Another icon of the Kannada film world, Dwarkish, and Vishnu had a roller-coaster ride as far as their personal and professional relationship went.
One of the biggest producers of his time apart from being a famous comedian, Dwarkish made films like Indina Ramayana and Rayaru Bandaru Maavana Manege with Vishnu, as I recollect through the fogginess of my memory. They also acted in tens of films together right from the 1970s.
But strangely their relations were not consistent. It is said that the souring of the partnership would happen every now and then because of the more voluble Dwarkish making statements to the media about his displeasure of Vishnu’s association with certain producers in the industry.
‘Kobri’ Manju, Soorappa Babu and Rehman, all producers, made a lot of films with Vishnu at various times. Was this the reason, one does not know. Eventually the patch up would happen. The most-famous Aptha Mitra too came into existence.
Vishnu through all this never uttered a word.
Like when he was almost persecuted by ‘fans’ of Raj Kumar during the early part of his career when an innocuous incident concerning a rifle during the making of Gandhada Gudi was held so seriously against the young Vishnu.
His posters were torn to pieces, cow dung splashed on them at most places, vicious attacks on him in the press, the maligning of his reputation, the bitterness with he was perceived by certain sections of the industry, the loneliness of battling all these forces of vice and wickedness.
Vishnu had gone through this all. And the point is, he not only survived but made a mark as a fine actor and a man too.
Not once did he call a press conference or shout or rail or complain in public about the unjustness of it all. All he did in his characteristic style was to point a hand heavenwards every time a journalist asked him for his reactions. And press the same hand to his heart.
One can imagine the anguish and discouragement, the disillusionment and pain that could have come about his way during those hard times when the state was made to believe by vested interests in the film industry that he had attempted to ‘kill’ Raj Kumar during that infamous incident up on Masale Betta in the Kakankote jungles during the making of Gandhada Gudi.
Although the two men met in public at various functions, with Vishnu even touching Raj Kumar’s feet in reverential acceptance of his seniority, I’m sure the wedge could never be removed from his heart.
I heard that Vishnuvardhan had taken to the pursuit of adhyatma.
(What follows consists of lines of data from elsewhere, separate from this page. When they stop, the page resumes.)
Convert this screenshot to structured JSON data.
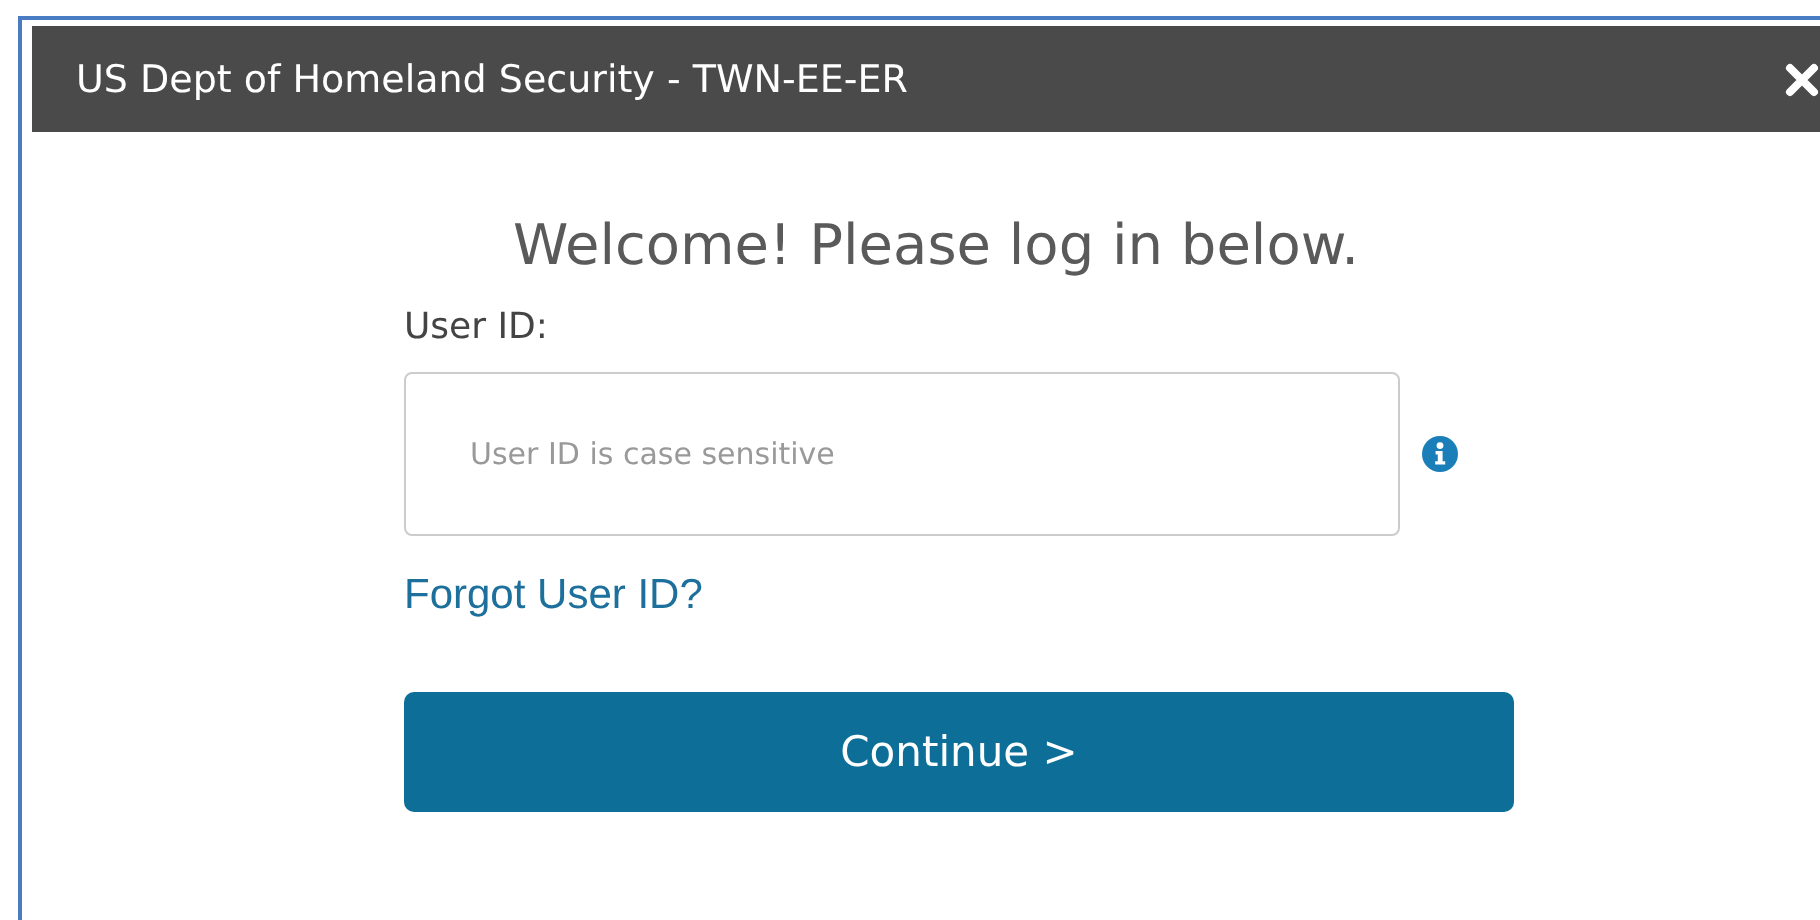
{
  "window": {
    "title": "US Dept of Homeland Security - TWN-EE-ER"
  },
  "heading": "Welcome! Please log in below.",
  "user_id": {
    "label": "User ID:",
    "placeholder": "User ID is case sensitive"
  },
  "forgot_link": "Forgot User ID?",
  "continue_button": "Continue >"
}
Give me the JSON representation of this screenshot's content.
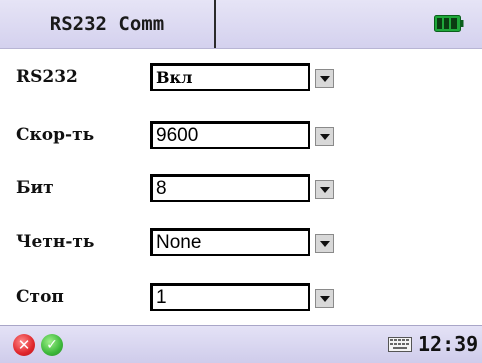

Long sessions with Bannanje Govindacharya of Udupi and all that. Why, he himself had begun to look like a Sufi saint, clothed in flowing white robes with a white cloth covering his head and a string of large beads running down his neck.
Maybe there was an inner calling in him to make an attempt to understand the unknown; to delve into the dark depths of spirituality and convince himself of the reason for his existence.
To endeavour to unravel the mystery of life and feel it.
As a man and as an actor.
By then, The Great Director up in the skies high above had come to the end of his script for Vishnuvardhan. He decided to write the final line of the story of a man who came from one of the bylanes of Vidyaranyapuram in Mysore to go on to become one of the most famous men of Karnataka.
When Vishnuvardhan breathed his last early today, his time had come to meet up with Him, strobe lights and all.
Photograph: Family, friends and relatives pay their last respects to actor Vishnuvardhan at his J.P. Nagar residence in Bangalore. His wife Bharati is at fourth from left, standing. (Karnataka Photo News).